Only Disclose What You Must
You’re not legally obligated to disclose a medical condition or disability to a potential employer, and under federal law, an employer can’t ask for details. However, if you know your Asperger’s affects your job performance or workplace behavior, you might want to give your interviewer a heads-up. Many employers will appreciate your honesty, and, by disclosing your condition, you’ll be protected under the Americans With Disabilities Act of 1990. If you discuss your Asperger’s, you don’t have to explain personal details such as medical treatment or therapy, when you were diagnosed or other specifics.
Focus on Job Performance
You don’t need to list every symptom or describe how Asperger’s affects your personal or social life. Instead, focus on the impact it has on your job performance or on any special accommodations you’ll need. For example, tell the interviewer you sometimes have difficulty navigating social situations and may need coaching from your supervisor. Or, explain that it’s difficult for you to prioritize tasks and that you might need to meet with your boss to review deadlines and progress.
Keep It Positive
Don’t go into extensive detail regarding your Asperger’s syndrome. Limit your explanation to a sentence or two, and then quickly shift the discussion toward how you successfully manage your condition. For example, tell the interviewer that your Asperger’s makes it difficult to remember verbal instructions, but you can easily remember things if you receive written instructions or if someone demonstrates them for you. Or, if you have difficulty remembering dates, note that by keeping a detailed calendar at your last job, you never missed a deadline.

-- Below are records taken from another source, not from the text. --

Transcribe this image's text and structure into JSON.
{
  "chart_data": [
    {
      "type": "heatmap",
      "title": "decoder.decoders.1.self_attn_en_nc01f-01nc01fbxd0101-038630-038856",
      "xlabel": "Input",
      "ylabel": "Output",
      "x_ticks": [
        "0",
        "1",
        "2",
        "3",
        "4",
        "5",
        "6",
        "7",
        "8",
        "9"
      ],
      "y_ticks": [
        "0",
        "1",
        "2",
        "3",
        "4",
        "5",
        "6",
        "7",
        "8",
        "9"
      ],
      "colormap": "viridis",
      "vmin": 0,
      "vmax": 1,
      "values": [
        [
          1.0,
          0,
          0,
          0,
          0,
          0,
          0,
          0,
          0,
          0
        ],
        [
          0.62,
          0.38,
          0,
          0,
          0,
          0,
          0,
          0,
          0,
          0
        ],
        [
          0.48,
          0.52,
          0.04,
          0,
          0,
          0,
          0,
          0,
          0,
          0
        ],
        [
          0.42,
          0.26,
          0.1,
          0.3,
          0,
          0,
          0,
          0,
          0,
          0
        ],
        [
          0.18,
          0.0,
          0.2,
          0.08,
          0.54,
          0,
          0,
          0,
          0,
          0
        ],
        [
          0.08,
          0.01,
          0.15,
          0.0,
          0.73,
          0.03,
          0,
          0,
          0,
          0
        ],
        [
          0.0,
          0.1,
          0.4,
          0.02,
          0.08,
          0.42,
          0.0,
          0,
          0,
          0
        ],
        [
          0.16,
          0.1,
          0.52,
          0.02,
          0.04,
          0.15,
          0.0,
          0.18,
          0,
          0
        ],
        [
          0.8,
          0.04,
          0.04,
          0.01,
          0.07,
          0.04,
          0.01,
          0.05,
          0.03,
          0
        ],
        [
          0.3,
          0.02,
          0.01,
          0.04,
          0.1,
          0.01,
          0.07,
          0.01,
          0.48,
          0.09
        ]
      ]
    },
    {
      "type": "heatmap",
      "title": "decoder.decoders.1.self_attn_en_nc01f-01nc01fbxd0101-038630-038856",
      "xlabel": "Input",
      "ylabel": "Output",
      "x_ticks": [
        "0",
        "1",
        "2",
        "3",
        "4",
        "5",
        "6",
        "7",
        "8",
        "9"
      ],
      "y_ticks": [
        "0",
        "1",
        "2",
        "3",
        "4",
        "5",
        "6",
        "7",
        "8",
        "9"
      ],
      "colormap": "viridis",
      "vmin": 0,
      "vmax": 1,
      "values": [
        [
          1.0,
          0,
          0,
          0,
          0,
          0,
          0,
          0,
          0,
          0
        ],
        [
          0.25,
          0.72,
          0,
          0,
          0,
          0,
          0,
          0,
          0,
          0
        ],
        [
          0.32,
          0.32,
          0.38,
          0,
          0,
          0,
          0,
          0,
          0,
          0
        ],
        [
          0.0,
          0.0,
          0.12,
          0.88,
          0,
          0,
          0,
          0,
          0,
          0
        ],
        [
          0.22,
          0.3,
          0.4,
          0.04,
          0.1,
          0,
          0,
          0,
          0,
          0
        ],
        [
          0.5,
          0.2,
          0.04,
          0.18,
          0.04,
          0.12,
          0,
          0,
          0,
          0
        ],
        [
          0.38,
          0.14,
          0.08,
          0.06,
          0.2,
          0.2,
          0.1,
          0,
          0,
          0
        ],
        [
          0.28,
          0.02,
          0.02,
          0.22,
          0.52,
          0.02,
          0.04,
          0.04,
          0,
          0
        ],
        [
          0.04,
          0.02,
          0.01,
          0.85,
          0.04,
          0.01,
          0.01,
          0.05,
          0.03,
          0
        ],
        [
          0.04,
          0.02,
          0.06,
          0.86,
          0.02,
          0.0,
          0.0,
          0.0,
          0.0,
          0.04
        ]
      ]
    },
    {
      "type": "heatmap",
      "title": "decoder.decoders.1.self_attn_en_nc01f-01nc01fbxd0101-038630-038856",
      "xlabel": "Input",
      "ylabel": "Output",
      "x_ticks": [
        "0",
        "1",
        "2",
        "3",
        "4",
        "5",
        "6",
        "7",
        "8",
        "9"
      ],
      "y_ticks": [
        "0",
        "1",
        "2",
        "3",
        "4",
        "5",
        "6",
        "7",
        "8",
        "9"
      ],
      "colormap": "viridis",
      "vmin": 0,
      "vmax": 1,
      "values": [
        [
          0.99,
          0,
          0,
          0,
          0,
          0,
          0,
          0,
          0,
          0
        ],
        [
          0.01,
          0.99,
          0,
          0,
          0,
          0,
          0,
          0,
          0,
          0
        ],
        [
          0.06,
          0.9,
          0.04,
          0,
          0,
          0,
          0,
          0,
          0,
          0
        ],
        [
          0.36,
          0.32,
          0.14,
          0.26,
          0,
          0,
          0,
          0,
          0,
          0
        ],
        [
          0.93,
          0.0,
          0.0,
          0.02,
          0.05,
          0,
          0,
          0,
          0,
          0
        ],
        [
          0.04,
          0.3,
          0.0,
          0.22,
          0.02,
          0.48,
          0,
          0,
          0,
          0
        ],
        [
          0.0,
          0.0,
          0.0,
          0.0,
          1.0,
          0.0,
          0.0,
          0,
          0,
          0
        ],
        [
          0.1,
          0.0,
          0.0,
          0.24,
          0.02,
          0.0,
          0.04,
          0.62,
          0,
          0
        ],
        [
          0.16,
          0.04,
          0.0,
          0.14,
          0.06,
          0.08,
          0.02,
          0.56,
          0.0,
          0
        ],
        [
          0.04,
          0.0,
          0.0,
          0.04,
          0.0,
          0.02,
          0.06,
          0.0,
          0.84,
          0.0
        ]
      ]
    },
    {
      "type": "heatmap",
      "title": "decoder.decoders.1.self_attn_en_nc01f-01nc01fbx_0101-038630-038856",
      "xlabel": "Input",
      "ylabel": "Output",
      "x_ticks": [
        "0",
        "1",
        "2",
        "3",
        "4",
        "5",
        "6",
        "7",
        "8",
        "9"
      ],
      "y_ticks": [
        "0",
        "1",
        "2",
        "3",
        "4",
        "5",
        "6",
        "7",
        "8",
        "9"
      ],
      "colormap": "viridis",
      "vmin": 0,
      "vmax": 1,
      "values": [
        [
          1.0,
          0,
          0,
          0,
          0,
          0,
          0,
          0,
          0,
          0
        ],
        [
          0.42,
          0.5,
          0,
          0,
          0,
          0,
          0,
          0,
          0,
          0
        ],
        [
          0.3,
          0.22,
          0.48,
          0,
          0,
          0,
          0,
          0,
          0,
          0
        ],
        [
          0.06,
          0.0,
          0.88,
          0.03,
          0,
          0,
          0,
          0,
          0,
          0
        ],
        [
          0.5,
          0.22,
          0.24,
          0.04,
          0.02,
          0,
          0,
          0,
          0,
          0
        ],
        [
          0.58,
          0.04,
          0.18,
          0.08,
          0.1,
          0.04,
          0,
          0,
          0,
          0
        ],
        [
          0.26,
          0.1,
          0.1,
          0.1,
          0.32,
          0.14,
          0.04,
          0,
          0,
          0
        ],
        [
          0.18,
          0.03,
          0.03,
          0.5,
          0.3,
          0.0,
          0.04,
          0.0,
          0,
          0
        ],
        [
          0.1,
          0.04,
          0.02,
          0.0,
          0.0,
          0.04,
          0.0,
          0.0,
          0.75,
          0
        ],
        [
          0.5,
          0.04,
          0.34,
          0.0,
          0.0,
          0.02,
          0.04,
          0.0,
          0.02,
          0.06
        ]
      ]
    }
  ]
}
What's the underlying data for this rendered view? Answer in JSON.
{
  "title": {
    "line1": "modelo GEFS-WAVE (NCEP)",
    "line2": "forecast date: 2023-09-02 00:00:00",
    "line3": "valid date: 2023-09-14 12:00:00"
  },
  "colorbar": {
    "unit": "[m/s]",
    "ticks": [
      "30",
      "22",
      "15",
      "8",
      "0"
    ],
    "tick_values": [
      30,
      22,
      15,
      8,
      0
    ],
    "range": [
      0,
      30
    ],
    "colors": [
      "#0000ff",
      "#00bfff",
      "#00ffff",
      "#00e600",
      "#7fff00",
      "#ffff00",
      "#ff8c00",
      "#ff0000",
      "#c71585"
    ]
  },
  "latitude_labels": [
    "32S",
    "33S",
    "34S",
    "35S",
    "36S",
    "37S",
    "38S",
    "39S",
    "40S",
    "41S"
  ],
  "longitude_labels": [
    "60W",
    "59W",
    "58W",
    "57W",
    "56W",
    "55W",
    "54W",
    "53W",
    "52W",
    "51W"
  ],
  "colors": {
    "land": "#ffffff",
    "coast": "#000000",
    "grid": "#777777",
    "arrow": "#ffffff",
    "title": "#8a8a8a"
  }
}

Emphasize Your Qualifications
Deflect attention away from your Asperger’s by concentrating on how you’re a good fit for the job. For example, say “I have Asperger’s syndrome, which can make it difficult for me to prioritize or multi-task. However, I consistently received positive performance reviews at my last job and was quickly promoted.” Or, steer the discussion toward your extensive management experience or your in-depth knowledge of software, processes or other tools required for the job. If you present your Asperger’s as a minor concern, chances are the employer will see it that way, as well.